The first chapter talks about the organizations of all of the core deities. For each deity, it gives an affiliation. It describes what the affiliation is about, who its enemies and allies are, its scale, the criteria for rising in rank, what the ranks do for you, what feats are favored by members of the affiliation, their favored combat tactics, what types of adventures you're likely to be involved in and what their favored oaths are. Then it gives affiliations for each of the clerical domains. think that's enough affiliations?, bur wait, there's more....

The second chapter is about character options and making divine characters out of members of other classes. For each of the core classes, it gives one or more replacement levels. Next are the new feats. It introduces a new type of feat: the Domain Feat. This gives you some ability associated with the respective domain. It also includes more reserve feats (which I'm not too sure about). Then we get... ...wait for it... ...more affiliations. In this case they are organizations that closer to affiliations that we are use to seeing. Each organization also has one or more new prestige classes associated with it.

The third chapter has new spells. These are, not surprisingly, divine spells.
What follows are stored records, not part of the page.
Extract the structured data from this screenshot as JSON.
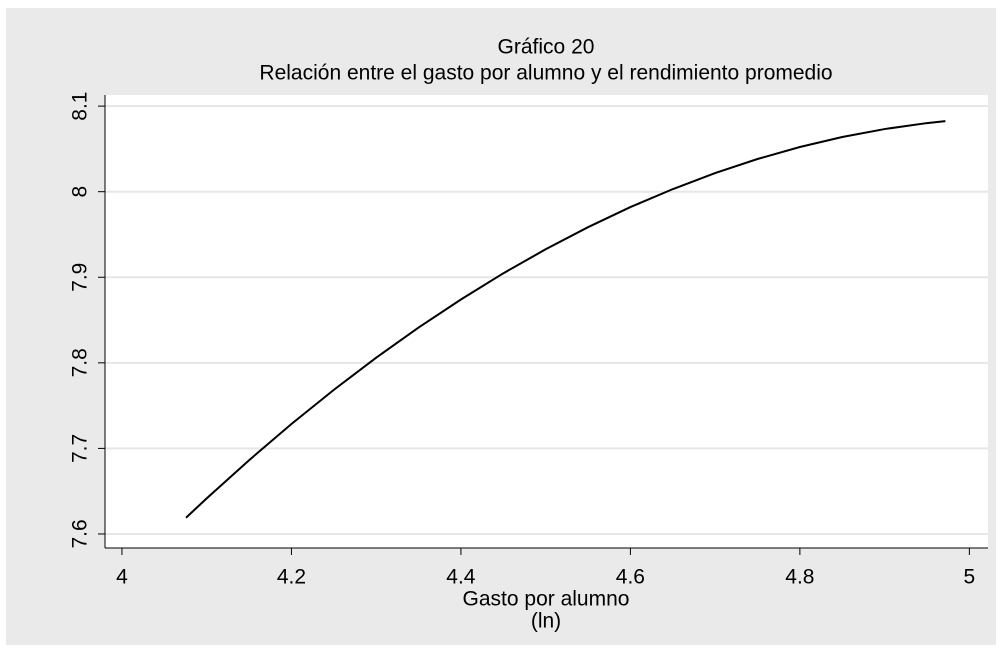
{
  "chart_data": {
    "type": "line",
    "title": "Gráfico 20",
    "subtitle": "Relación entre el gasto por alumno y el rendimiento promedio",
    "x_label": "Gasto por alumno",
    "x_label_note": "(ln)",
    "x": [
      4.0756,
      4.1,
      4.15,
      4.2,
      4.25,
      4.3,
      4.35,
      4.4,
      4.45,
      4.5,
      4.55,
      4.6,
      4.65,
      4.7,
      4.75,
      4.8,
      4.85,
      4.9,
      4.95,
      4.9717
    ],
    "series": [
      {
        "color": "#000000",
        "values": [
          7.619,
          7.6416,
          7.6862,
          7.7285,
          7.7684,
          7.806,
          7.8412,
          7.874,
          7.9046,
          7.9327,
          7.9585,
          7.982,
          8.003,
          8.0218,
          8.0382,
          8.0522,
          8.0639,
          8.0732,
          8.0802,
          8.0825
        ]
      }
    ],
    "xlim": [
      3.98,
      5.022
    ],
    "ylim": [
      7.5836,
      8.113
    ],
    "xticks": [
      4,
      4.2,
      4.4,
      4.6,
      4.8,
      5
    ],
    "yticks": [
      7.6,
      7.7,
      7.8,
      7.9,
      8,
      8.1
    ],
    "grid": true
  }
}
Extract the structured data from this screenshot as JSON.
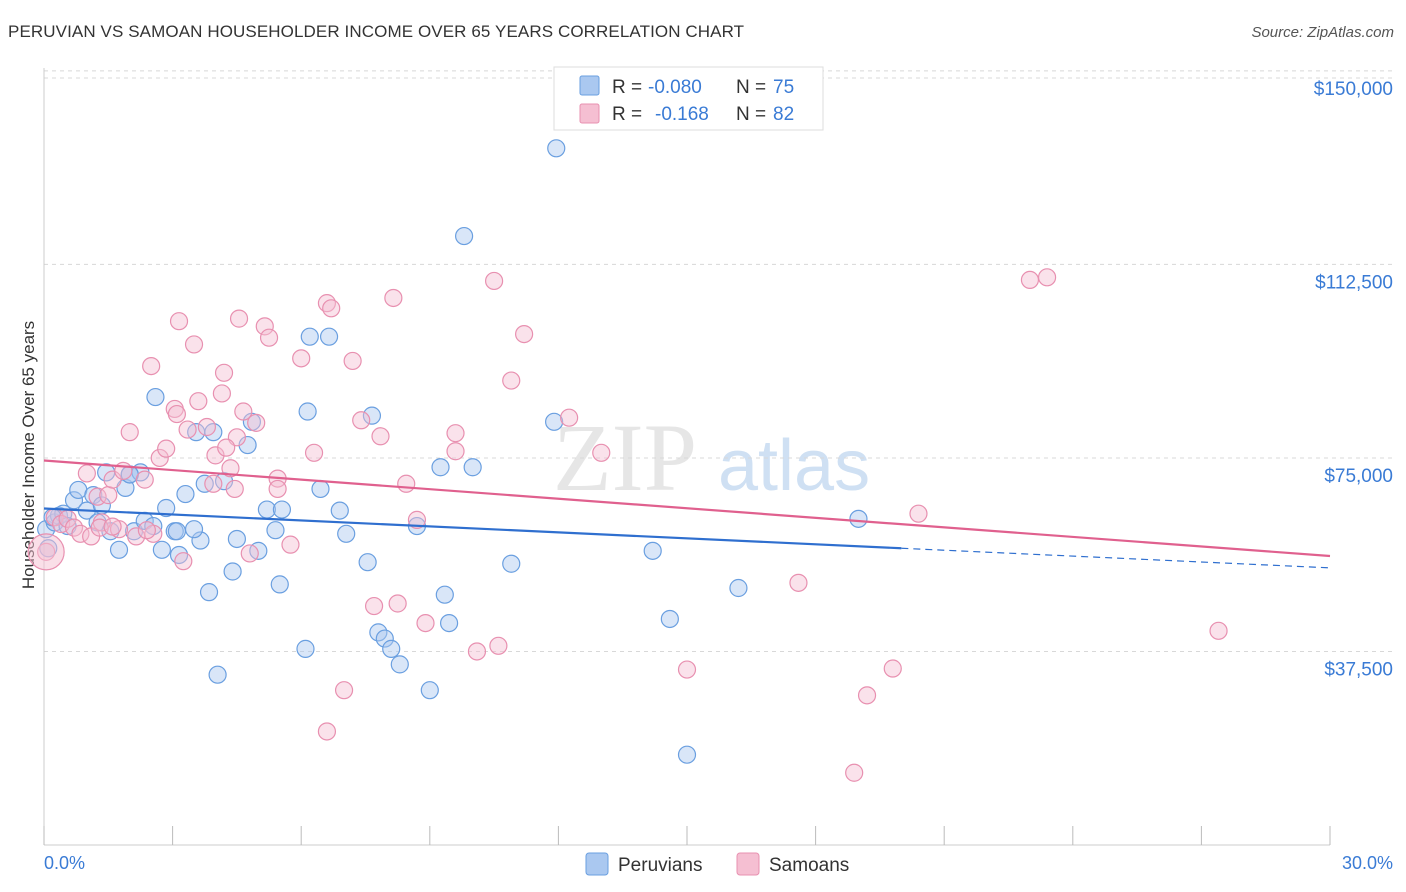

The fourth chapter has divine items. It starts out with new power components that enhance certain spells when used. Then it gets into special holy symbols that increase the caster level for certain spells or some other modification that seems to be about the power level of a feat. The next part has magic items that are useful for divine characters and introduces a new type of magic item: the domain staff. A divine caster can use a domain staff to convert memorized spells (or spell slots) to spontaneously cast spells in the staff. Each staff has the nine spells associated with its domain.

The fifth chapter has divine quests and locations.

What works

It gives some good background for divine organizations and provides plenty of hooks for your campaigns. The feats are, on the whole, balanced. None of the feats seem to be too unbalancing though I still have doubts about some of the reserve feats. The prestige classes are kept to a minimum and logically worth with the organizations that promote them. The spells and items are useful without being game breaking. The adventure ideas and scenarios in the back don't take up too much room (and are almost superfluous in the context of a whole book filled with adventure hooks). All in all this is a pretty balanced book.

What doesn't work

I still don't like the reserve feats. They can be must have feats for certain classes and I'm not much of a fan of that. Also, the Paladins have a must have feat: Battle Blessing. Frustrated by the question: cast or fight? Well, why choose when you don't have to. It turns Paladin spells with a casting time of one standard action into a swift spell (it also turns full round spells into standard action spells). Once a Paladin has spell casting capability, this seems like a must have feat. Also, the wording is a bit vague. A rules lawyer might be able to argue that the sentence can be parsed so that any caster can use it and that Paladin spells are only an example. As a DM, don't let them do that. As it stands as a Paladin only feat, it isn't unbalancing since Paladins have so few spells (though a Bless Weapon cast while charging an enemy is going to be a very common game occurrence).

They had so many adventure hooks and locations throughout the book that they didn't really need the fifth chapter. I suspect that WotC have some internal book format that writers must adhere to. It's nice that you generally know where to find things but they really don't need to add things they don't need just to fit a format.